If you are really interested, try to find information about the first known machine which was not powered by animal (or human) muscle; it was a steam engine, invented in France to tow artillery pieces; look for the name Cugnot. The story included that a replica was built in U.S.A., and occasionally displayed on a road demonstartion, at various celebrations.

Alan.

Look at the photo on j falstroms post golding pearl 3 its on the beginners section , there is a drive similar to that of the treadle peerless ,you have a balance weighted flywheel to get the inertia started ,it not the worlds best drive but it worked for many hand power machines .

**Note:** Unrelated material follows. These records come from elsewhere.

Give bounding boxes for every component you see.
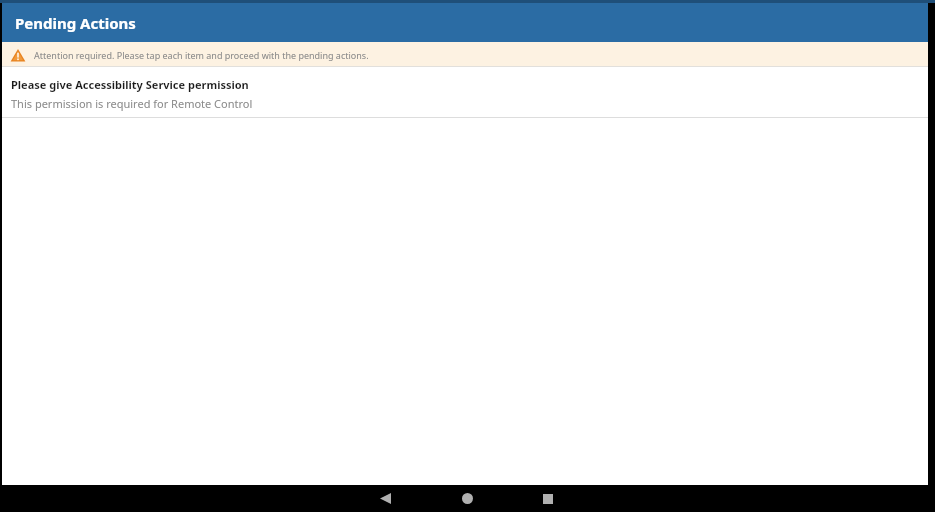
staticText: This permission is required for Remote C… [11, 96, 253, 111]
button[interactable]: Recent apps [532, 485, 564, 512]
button[interactable]: Back [369, 485, 401, 512]
button[interactable]: Warning [2, 42, 928, 67]
staticText: Pending Actions [15, 13, 136, 33]
staticText: Please give Accessibility Service permis… [11, 77, 249, 92]
button[interactable]: Please give Accessibility Service permis… [2, 67, 928, 117]
other: Warning [10, 47, 26, 63]
staticText: Attention required. Please tap each item… [34, 49, 369, 61]
button[interactable]: Home [451, 485, 483, 512]
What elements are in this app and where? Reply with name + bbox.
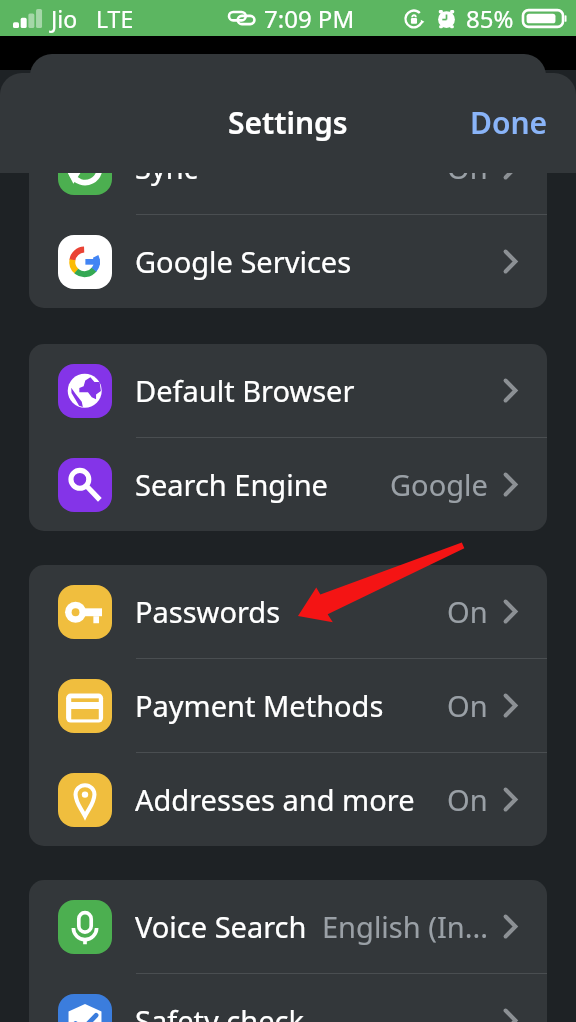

Alan, the only trouble with you idea is that the various segments of the eccentric pulley/wheel would act as wheels of different diameters, so that the speed they impart to the belt would be different. This would mean that the driven pulley would speed up and slow down, or the driving pulley would have to. I’m not sure how comfortable or functional that arrangement would be.

Bob

Alan, the only trouble with your idea is that the various segments of the eccentric pulley/wheel would act as wheels of different diameters, so that the speed they impart to the belt would be different. This would mean that the driven pulley would speed up and slow down, or the driving pulley would have to. I’m not sure how comfortable or functional that arrangement would be.

Bob

to
AdLibPress

Bob: It was just a suggestion, how much variation is there now with a conventional treadle? Would a flywheel make the shaft turn at a steady pace? I think it could not be rigged so that there could be a result of that elusive “dwell”? The relative speed of rotation of the shaft carrying the large pulley would depend on the relative masses and radii of the various parts, much too complex for my mathematics. A lightweight eccentric connected by a belt to a large mass in steady rotation could be expected to follow the dictates of the large mass [multiplied by the (technical) moment lengths]. Sorry I do not have the scientific words to describe the relationship, but I think you understand what I am trying to describe. Put it another way, visualise the large eccentric flat pulley as being made with a heavy concentric centre, and a light eccentric cam as the outer part.

Alan.

The reason the C&P treadle set-up worked so well is because it was simple, direct, and efficient. If you examine the existing belt and pulley systems that are needed to operate a press I think you will find that you would be creating a system that would take much more effort to manually operate than you anticipate. As soon as you add another pulley into the mix you are forced to increase the momentum of the power source needed to operate the first pulley to transmit that power to the second. Considering the space you have to work in you would have to calculate the size of the pulley attached to the shaft, then determine the size of the second pulley needed in order to produce the revolutions needed to power the press. I think that you would end up with a pulley that is too large to operate in the space allotted. There are formulas for calculating the momentum gained or lost through pulley systems, and it would be worthwhile trying to calculate this before you commit to anything.

Paul

If you can pull either the drive gear or the fly wheel off, and place a one way bearing in the the middle, I think it would be fairly simple to make it operate similarly to a treadle. The only addition would have to be either a spring to return it to the top, or a strap over your toes and you’d lift it back to the top. That, and a small arm extending from the outer race of the bearing…

http://www.amazon.com/CSK30-Bearing-Freewheel-Backstop-Clutch/dp/B002BBH...

That’s the type of sprag bearing I’m referring to.